When I am King...
Medical pamphlets will be more fun to read.
“It’s terminal.” These are the most horrible two words that your doctor might say to you, handily beating the runner-up, “rectal bleeding.”
My doctor didn’t actually say either of these winning phrases, but he did hand me a brochure last week that talked about how my shoulder problem was typically an issue with older, postmenopausal women. The brochure showed pictures of several such sufferers in beds. Obviously, either their shoulder pain or their advanced age made it impossible for them to get out of bed and change out of their nightgown. But I suppose that they’d retired thirty years ago and had nothing to do all morning but think about how their children never called and what kind of soup they’d like for lunch.
It’s not that I mind having injuries. I figure it’s part of being alive, especially in the high-risk, body-thrashing programming career that I’ve pursued for my entire adult life. And I don’t mind getting older because it’s better than the alternative.
But I do mind being mistaken for being even older and of the opposite sex. For one thing, I’d look awful in those nightgowns the old women were sporting.
The problem is the brochures. Handing you a pamphlet on your disease is the doctor’s way of telling you, “So many people have this problem that we mass-published thousands of these to hand out.

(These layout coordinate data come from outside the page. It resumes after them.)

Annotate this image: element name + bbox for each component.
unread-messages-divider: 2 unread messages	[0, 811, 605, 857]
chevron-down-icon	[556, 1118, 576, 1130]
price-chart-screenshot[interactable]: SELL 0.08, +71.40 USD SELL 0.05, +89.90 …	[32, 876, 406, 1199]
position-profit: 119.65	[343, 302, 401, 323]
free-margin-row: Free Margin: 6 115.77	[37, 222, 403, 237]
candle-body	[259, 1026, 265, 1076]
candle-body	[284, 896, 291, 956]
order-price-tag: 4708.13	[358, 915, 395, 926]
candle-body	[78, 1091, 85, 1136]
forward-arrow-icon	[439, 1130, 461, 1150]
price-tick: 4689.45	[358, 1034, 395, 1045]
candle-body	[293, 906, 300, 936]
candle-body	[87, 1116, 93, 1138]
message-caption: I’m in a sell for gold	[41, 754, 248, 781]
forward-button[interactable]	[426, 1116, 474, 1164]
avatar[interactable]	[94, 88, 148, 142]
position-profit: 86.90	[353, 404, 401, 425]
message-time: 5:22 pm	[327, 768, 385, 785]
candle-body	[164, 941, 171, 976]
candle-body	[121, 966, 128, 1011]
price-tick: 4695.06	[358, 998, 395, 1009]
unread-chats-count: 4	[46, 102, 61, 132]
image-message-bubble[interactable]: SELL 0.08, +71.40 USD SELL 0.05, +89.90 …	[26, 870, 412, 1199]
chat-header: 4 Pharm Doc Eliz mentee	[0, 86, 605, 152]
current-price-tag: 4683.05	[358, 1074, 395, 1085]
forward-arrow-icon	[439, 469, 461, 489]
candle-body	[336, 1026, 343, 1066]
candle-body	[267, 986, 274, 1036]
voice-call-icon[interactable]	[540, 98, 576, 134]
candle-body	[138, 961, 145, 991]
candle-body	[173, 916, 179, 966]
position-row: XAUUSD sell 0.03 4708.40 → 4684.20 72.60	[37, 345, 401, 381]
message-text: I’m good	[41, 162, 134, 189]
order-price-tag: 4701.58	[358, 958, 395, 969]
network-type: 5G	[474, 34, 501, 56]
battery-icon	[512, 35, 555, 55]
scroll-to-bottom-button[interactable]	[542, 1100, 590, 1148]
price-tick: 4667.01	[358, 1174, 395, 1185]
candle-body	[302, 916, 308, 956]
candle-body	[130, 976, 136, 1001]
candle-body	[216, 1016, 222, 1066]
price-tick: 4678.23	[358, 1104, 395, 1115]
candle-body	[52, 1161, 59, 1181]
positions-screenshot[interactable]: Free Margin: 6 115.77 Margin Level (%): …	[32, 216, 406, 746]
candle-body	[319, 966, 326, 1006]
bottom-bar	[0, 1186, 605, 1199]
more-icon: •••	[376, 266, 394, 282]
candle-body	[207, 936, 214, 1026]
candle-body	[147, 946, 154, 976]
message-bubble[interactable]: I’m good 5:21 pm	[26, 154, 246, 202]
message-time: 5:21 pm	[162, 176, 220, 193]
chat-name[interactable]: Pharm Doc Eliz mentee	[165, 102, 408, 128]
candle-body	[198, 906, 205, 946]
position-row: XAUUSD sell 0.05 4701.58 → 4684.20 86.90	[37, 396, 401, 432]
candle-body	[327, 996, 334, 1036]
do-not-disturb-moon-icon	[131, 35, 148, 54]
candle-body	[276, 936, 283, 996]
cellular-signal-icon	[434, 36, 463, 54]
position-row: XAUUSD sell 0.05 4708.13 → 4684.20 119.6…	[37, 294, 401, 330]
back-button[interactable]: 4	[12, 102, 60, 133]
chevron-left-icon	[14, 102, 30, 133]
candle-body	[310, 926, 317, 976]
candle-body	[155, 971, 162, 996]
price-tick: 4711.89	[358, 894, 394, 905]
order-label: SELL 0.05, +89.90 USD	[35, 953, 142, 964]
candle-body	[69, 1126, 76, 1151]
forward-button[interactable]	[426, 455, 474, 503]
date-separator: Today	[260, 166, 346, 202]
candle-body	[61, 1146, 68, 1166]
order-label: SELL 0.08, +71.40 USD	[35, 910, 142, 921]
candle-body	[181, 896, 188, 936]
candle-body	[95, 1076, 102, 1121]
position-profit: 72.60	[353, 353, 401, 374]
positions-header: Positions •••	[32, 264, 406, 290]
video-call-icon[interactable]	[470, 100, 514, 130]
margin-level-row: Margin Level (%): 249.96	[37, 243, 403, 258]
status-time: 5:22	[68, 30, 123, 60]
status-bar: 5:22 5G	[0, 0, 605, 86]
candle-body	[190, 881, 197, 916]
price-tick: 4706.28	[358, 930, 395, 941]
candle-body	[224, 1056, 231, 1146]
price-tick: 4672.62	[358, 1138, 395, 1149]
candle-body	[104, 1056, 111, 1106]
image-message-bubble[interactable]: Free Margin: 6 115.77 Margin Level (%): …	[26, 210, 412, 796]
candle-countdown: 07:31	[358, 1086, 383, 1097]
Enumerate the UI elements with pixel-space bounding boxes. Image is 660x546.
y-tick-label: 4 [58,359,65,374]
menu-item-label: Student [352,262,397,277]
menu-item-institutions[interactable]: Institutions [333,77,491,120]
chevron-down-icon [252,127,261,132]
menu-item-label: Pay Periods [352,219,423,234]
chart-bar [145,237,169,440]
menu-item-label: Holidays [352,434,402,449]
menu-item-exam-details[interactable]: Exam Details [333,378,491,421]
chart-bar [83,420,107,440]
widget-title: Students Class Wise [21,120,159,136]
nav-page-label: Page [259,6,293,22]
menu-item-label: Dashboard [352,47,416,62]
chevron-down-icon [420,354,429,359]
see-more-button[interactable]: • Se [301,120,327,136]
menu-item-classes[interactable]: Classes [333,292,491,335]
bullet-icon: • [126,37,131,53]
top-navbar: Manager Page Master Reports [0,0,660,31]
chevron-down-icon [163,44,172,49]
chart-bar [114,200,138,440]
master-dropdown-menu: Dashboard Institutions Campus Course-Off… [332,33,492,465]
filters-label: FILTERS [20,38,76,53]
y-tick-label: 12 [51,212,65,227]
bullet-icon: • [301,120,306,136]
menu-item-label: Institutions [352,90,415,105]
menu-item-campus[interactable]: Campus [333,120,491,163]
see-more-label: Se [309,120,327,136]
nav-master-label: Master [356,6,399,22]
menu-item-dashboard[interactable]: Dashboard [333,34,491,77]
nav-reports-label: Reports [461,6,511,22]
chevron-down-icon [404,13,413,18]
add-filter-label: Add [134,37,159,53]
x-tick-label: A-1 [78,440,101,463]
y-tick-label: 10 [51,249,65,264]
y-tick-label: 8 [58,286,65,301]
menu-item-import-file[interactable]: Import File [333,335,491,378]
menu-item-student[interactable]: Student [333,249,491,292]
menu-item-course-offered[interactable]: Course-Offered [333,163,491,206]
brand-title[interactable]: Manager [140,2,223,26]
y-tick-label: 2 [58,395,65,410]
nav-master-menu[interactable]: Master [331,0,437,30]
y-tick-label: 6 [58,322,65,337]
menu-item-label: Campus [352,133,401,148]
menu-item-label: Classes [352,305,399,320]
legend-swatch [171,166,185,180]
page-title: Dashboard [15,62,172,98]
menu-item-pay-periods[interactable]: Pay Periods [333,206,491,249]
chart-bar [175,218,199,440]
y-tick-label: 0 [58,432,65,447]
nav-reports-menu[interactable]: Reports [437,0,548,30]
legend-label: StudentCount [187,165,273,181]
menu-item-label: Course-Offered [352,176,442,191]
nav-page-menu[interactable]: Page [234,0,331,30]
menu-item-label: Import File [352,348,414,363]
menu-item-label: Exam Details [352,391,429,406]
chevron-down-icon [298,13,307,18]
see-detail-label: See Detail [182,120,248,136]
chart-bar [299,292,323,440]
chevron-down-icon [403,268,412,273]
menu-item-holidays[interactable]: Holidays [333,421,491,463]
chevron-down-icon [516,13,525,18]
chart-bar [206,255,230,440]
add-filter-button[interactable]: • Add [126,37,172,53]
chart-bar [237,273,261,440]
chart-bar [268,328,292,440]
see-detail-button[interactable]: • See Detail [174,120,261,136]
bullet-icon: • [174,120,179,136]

So quit your whining, you baby.” It’s also a way for them to get out of actually speaking to you.
And these little booklets do help. Just looking at the pictures convinces me that I’m not doing that badly because I feel a whole lot better than the people in the pictures look. But they don’t make me feel very good about whatever I’ve contracted; the pictures of body parts and the clinical descriptions of maladies go a long way toward making me feel like I’m actually sick, instead of just suffering a temporary setback.
When I am King, medical brochures will be more upbeat. They will teach about the problems and possible cures, but with a whimsical and positive tone that helps patients feel better, even as their bodies are falling apart, piece by piece. Introductory phrases like, “Everybody has spleen disorder!”, “Osteoporosis: today’s hot disease for hipsters of all ages!”, “If you can read this, you must be okay!”, and “Everybody dies!” will help the inspire the readers to read on. Pictures of happy, young people playing Frisbee from their walker, acting as King Lear while wheeling an IV stand, or putting attractive makeup on gangrenous patches will help the patients feel young, healthy, and optimistic, even as the nurse is reaching over to unplug their life support.
Life is a journey to a distant destination. We should do what we can to enjoy the journey itself, because from the way the old women looked in that brochure, the destination sucks.